2014. Belgium legalized euthanasia for children. This means that an 8-year-old - or even a 6-year-old -- can legally kill himself. Supporters insist that the law is safe and that there will only be a handful of cases each year. They say that there are safeguards: a child must be suffering from a terminal illness, must have "constant and unbearable suffering" and must demonstrate a "capacity of discernment". This shows naïve confidence in the ability of children to understand death and in their ability to resist pressure from the adults around them.

In short, over the past 40 years, Western society has made two gigantic errors as its complex attitudes toward children, the most vulnerable and powerless group in our society, evolve. On the one hand, it often treats children as mere gratification for adult desires; on the other, it overestimates their ability to make adult choices.

Let's pose the question again: where will it all end?

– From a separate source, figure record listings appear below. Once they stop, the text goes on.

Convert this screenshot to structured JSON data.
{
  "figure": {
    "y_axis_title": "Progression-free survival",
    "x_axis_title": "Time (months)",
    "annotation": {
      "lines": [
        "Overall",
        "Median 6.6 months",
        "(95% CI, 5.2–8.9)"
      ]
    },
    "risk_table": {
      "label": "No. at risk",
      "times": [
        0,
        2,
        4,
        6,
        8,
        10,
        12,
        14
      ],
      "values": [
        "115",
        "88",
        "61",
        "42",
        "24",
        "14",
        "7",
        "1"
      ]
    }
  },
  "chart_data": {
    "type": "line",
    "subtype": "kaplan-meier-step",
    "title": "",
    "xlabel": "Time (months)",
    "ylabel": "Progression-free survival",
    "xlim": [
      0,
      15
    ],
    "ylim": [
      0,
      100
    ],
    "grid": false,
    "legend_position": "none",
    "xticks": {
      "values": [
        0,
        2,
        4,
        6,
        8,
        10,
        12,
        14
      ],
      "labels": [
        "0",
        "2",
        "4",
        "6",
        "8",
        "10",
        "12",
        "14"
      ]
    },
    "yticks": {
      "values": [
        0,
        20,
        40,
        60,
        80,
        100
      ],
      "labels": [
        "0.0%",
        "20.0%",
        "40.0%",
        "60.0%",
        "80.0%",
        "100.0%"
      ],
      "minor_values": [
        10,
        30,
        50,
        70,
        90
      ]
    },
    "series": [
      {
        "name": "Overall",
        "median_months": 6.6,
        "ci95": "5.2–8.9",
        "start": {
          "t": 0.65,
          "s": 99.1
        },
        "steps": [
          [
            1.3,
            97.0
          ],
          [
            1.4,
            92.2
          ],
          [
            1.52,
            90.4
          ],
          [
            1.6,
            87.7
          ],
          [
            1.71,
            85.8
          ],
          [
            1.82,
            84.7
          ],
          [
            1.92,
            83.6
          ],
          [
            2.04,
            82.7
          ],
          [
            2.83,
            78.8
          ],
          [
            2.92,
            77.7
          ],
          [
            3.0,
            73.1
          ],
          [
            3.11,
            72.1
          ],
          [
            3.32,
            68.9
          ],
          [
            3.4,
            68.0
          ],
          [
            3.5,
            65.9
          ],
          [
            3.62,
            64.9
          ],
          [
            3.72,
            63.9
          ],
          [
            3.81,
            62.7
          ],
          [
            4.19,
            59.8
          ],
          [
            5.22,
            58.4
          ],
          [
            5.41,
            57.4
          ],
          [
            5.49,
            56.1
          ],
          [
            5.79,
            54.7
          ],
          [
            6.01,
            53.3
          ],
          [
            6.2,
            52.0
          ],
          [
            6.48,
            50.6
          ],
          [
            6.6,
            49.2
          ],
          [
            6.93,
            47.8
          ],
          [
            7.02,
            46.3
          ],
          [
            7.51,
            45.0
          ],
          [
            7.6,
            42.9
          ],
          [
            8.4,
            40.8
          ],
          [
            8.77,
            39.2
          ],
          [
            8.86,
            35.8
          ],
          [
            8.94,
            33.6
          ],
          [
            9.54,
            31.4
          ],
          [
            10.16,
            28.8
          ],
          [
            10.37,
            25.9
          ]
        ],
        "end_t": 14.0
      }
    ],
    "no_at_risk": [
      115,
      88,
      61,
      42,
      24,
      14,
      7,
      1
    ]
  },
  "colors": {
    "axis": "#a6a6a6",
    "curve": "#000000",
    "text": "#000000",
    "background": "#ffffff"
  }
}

Alarmist as it might seem, the next logical step could be some form of legal paedophilia. After all, children can already consent to a mutilating sex change and even to euthanasia. In exceptional circumstances, why couldn't some precocious children consent to mutually-gratifying sexual activity?

In the 1970s and early 1980s, it should be remembered, paedophilia was regarded with mere distaste rather than horror. In 1981 the German Greens' election program even included the decriminalization of sex between adults and consenting minors.

Last year, in no less a pulpit than the New York Times , an academic from Rutgers Law School, Margo Kaplan, said that we need to be more sympathetic to paedophiles. Paedophilia is a disorder, not a crime, she said.

This was a theme taken up by a Norwegian bioethicist who has worked at Oxford University, Ole Martin Moen, a couple of months ago in the Nordic Journal of Applied Ethics . "Pedophilia is bad only because, and only to the extent that, it causes harm to children, and that pedophilia itself, as well as pedophilic expressions and practices that do not cause harm to children, are morally all right," he claimed.

So there is no lack of intellectual fire power to build a case for paedophilia, at least for children who have a "capacity for discernment". If nearly all kinds of sexual activity are deemed legitimate ways of expressing affection and if children deserve to have the same rights as adults, what logical reason can there be to ban it?

As far as children are concerned, legalised paedophilia is the Western equivalent of the Islamic State taking over Syria. But history will march on and beyond that disaster something else must follow. Whatever that might be is too dark for anyone to imagine.